O projeto “Famílias que Cuidam”, que integra essas ações, foi concebido a partir de uma iniciativa voltada ao cuidado socioemocional de educadores e estudantes. “Depois da pandemia, percebemos que não era suficiente desenvolver esse projeto socioemocional apenas no ambiente escolar. Notamos que a saúde mental precisava ultrapassar os muros da escola, e foi aí que criamos o Famílias que Cuidam, que incentiva o desenvolvimento de filhos emocionalmente saudáveis, já que a família é o primeiro ambiente facilitador do desenvolvimento socioemocional”, explica Pricila Tobias, psicóloga escolar.
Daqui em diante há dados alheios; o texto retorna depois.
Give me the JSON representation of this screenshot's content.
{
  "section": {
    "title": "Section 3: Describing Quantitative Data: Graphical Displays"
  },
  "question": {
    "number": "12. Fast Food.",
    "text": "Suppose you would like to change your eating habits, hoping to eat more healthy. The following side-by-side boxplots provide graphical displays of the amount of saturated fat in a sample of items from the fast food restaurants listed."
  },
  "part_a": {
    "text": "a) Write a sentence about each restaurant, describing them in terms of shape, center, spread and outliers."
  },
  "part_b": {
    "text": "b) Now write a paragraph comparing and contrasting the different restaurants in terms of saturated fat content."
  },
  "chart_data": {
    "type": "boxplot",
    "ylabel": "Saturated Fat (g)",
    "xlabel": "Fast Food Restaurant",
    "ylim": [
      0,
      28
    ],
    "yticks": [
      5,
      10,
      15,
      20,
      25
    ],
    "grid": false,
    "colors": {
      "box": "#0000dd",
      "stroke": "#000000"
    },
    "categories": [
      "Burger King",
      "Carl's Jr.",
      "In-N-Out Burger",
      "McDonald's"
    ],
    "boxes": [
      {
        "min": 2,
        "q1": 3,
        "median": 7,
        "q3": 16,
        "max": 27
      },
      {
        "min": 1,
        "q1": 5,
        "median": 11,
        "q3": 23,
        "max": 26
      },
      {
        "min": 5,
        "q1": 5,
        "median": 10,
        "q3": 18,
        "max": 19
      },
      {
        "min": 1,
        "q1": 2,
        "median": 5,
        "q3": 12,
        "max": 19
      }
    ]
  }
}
Carmem Raymundi, secretária de educação, comenta que o pós-pandemia também acendeu um alerta de que seria necessário cativar novamente os pais, mães e responsáveis e conquistar sua confiança para que fossem verdadeiros parceiros da escola na tarefa de ensinar. Pesquisas realizadas pela rede muncipal com estudantes e seus responsáveis revelaram que muitas crianças raramente brincavam com suas famílias. Diante disso, a equipe gestora decidiu transformar as reuniões escolares em momentos de qualidade e conexão.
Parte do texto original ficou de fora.